Breaking sod on the prairie would have been a whole lot easier with a pair of computer- balanced oxen hitched to the plow.
That's what kids will encounter in the Minnesota History Center's new "Then Now Wow" exhibit, where they can lean into the ox yoke and heave-ho themselves. Walking on treadmills submerged in a little hill, kids can pretend to be a farmer guiding a plow or the "oxen" pulling it. If one is extra strong and starts to pull ahead, the hidden computer will balance the effort required to pull the plow so that the weaker "ox" can keep pace.
Nearly three years in the making, the $2.5 million show deftly mixes past and present, low and high technology, "then" and "now" as the title puts it. The largest and most complicated exhibit the History Center has ever produced, "Wow" is an interactive experience that includes a sod house, a tepee, a streetcar, an iron mine, a grain elevator and a boxcar that kids can enter, each filled with levers, tools and gadgets to manipulate for more information. And for fun.

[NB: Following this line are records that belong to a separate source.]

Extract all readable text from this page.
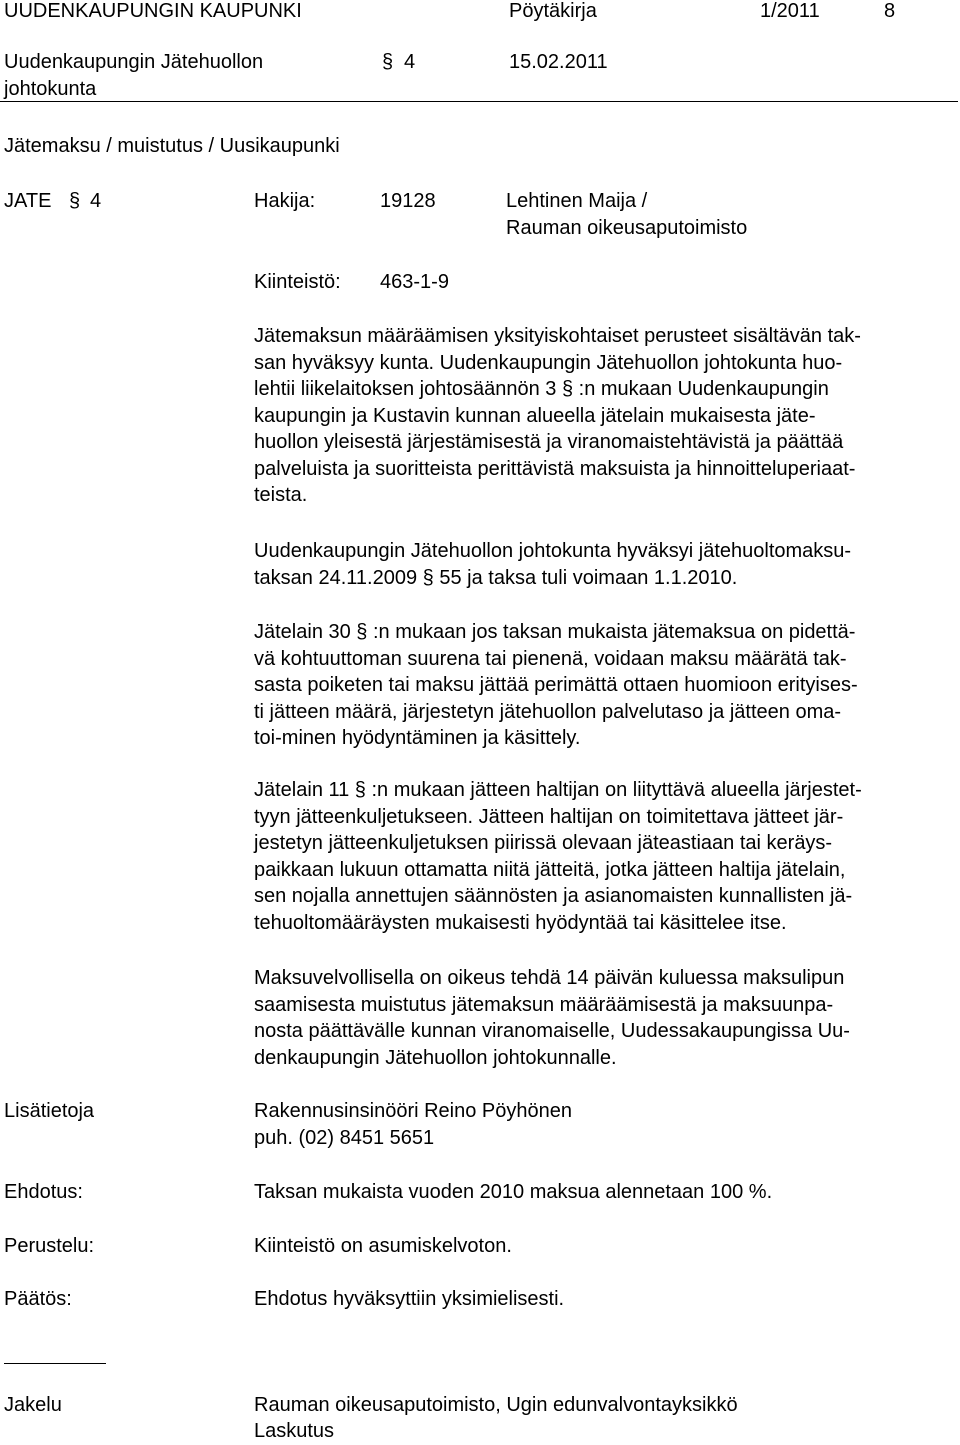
UUDENKAUPUNGIN KAUPUNKI	Pöytäkirja	1/2011	8
Uudenkaupungin Jätehuollon
johtokunta
§ 4	15.02.2011
Jätemaksu / muistutus / Uusikaupunki
JATE § 4	Hakija:	19128	Lehtinen Maija /
Rauman oikeusaputoimisto
Kiinteistö: 463-1-9
Jätemaksun määräämisen yksityiskohtaiset perusteet sisältävän tak-
san hyväksyy kunta. Uudenkaupungin Jätehuollon johtokunta huo-
lehtii liikelaitoksen johtosäännön 3 § :n mukaan Uudenkaupungin
kaupungin ja Kustavin kunnan alueella jätelain mukaisesta jäte-
huollon yleisestä järjestämisestä ja viranomaistehtävistä ja päättää
palveluista ja suoritteista perittävistä maksuista ja hinnoitteluperiaat-
teista.
Uudenkaupungin Jätehuollon johtokunta hyväksyi jätehuoltomaksu-
taksan 24.11.2009 § 55 ja taksa tuli voimaan 1.1.2010.
Jätelain 30 § :n mukaan jos taksan mukaista jätemaksua on pidettä-
vä kohtuuttoman suurena tai pienenä, voidaan maksu määrätä tak-
sasta poiketen tai maksu jättää perimättä ottaen huomioon erityises-
ti jätteen määrä, järjestetyn jätehuollon palvelutaso ja jätteen oma-
toi-minen hyödyntäminen ja käsittely.
Jätelain 11 § :n mukaan jätteen haltijan on liityttävä alueella järjestet-
tyyn jätteenkuljetukseen. Jätteen haltijan on toimitettava jätteet jär-
jestetyn jätteenkuljetuksen piirissä olevaan jäteastiaan tai keräys-
paikkaan lukuun ottamatta niitä jätteitä, jotka jätteen haltija jätelain,
sen nojalla annettujen säännösten ja asianomaisten kunnallisten jä-
tehuoltomääräysten mukaisesti hyödyntää tai käsittelee itse.
Maksuvelvollisella on oikeus tehdä 14 päivän kuluessa maksulipun
saamisesta muistutus jätemaksun määräämisestä ja maksuunpa-
nosta päättävälle kunnan viranomaiselle, Uudessakaupungissa Uu-
denkaupungin Jätehuollon johtokunnalle.
Lisätietoja	Rakennusinsinööri Reino Pöyhönen
puh. (02) 8451 5651
Ehdotus:	Taksan mukaista vuoden 2010 maksua alennetaan 100 %.
Perustelu:	Kiinteistö on asumiskelvoton.
Päätös:	Ehdotus hyväksyttiin yksimielisesti.
Jakelu	Rauman oikeusaputoimisto, Ugin edunvalvontayksikkö
Laskutus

"It had to be experiential," said exhibition designer Ellen Miller. "Kids don't want to read about a sod house; they have to be able to go into it. They don't want to read a rail of text; they want to go into a streetcar, open the windows and find something. These are not cheap tricks, they're just ways to address a different audience."

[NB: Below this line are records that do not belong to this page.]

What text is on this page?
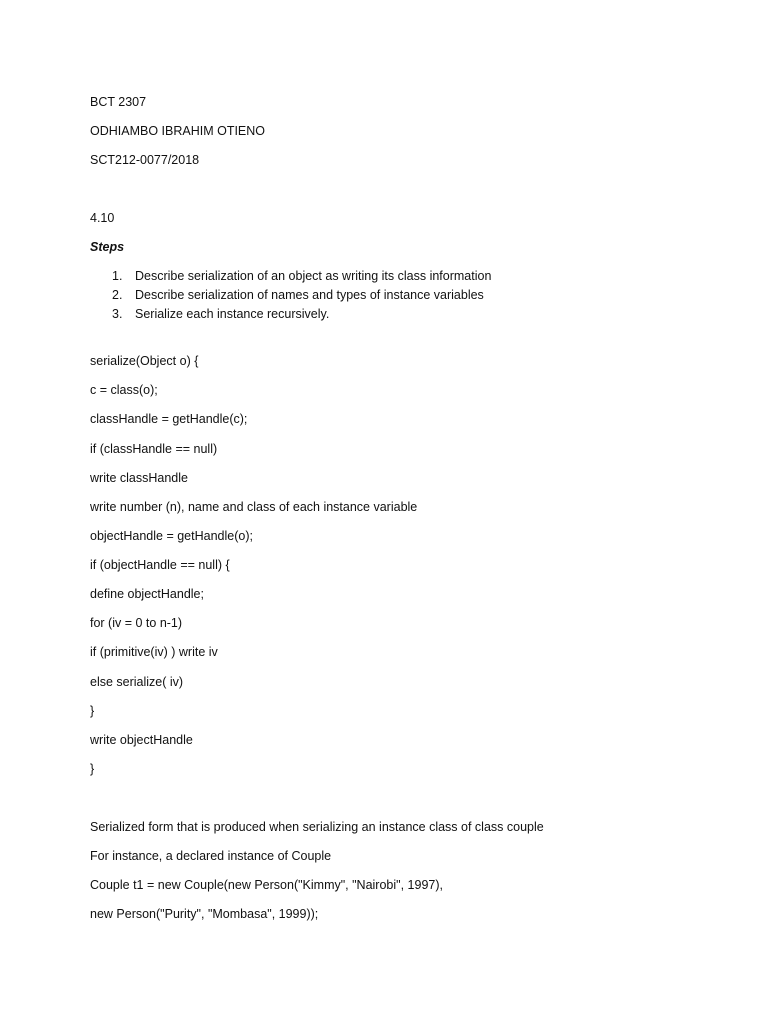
BCT 2307
ODHIAMBO IBRAHIM OTIENO
SCT212-0077/2018
4.10
Steps
1. Describe serialization of an object as writing its class information
2. Describe serialization of names and types of instance variables
3. Serialize each instance recursively.
serialize(Object o) {
c = class(o);
classHandle = getHandle(c);
if (classHandle == null)
write classHandle
write number (n), name and class of each instance variable
objectHandle = getHandle(o);
if (objectHandle == null) {
define objectHandle;
for (iv = 0 to n-1)
if (primitive(iv) ) write iv
else serialize( iv)
}
write objectHandle
}
Serialized form that is produced when serializing an instance class of class couple
For instance, a declared instance of Couple
Couple t1 = new Couple(new Person("Kimmy", "Nairobi", 1997),
new Person("Purity", "Mombasa", 1999));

Installed in a sprawling auditorium with multiple entries, the show is loosely arranged according to Minnesota's geography, with the iron mine, fur trade and forest-products section in the "north," and the sod house, buffalo and grain elevator in the "south."

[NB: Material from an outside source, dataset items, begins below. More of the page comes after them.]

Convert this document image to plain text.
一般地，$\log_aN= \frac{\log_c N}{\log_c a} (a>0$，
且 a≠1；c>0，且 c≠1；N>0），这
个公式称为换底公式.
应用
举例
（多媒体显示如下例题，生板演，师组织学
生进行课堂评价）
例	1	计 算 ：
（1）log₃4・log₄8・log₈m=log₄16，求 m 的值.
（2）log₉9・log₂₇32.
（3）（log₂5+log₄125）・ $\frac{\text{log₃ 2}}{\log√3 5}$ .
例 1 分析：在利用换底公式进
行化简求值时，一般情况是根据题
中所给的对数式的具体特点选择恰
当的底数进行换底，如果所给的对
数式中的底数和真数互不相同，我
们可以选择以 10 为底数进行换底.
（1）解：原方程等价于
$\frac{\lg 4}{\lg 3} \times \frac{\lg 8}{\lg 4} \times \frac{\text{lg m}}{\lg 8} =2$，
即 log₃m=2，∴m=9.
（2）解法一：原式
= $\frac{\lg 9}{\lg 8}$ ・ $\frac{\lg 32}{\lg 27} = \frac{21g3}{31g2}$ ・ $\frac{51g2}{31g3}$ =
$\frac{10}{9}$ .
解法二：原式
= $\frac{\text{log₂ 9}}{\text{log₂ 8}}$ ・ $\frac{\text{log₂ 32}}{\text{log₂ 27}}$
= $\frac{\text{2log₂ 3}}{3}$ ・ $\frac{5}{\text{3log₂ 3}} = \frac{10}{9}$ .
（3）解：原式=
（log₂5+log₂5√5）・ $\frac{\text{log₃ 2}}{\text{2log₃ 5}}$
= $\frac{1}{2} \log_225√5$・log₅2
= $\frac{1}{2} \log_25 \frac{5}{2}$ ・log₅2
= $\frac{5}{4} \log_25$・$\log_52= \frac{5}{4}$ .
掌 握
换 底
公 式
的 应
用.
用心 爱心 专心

In the middle, roughly where the Twin Cities would be on a map, are the streetcar and the tepee. Obviously, the tepee could have been anywhere since the entire state was once Indian land, but it serves as a dramatic centerpiece that's likely to be a kid magnet. Inside is a faux campfire in the "smoke" of which hovers a video of Dakota artist/performer Bobby Wilson, who explains a bit about his people's history and language. He also painted the swirling blue design on the tepee's exterior in a style that looks more like tagging than a traditional motif.
"The idea is to get families with kids engaged with the past," said Dan Spock, director of the History Center. "There's a stereotype that kids aren't interested in history, but we know they're very interested in anything before they were born."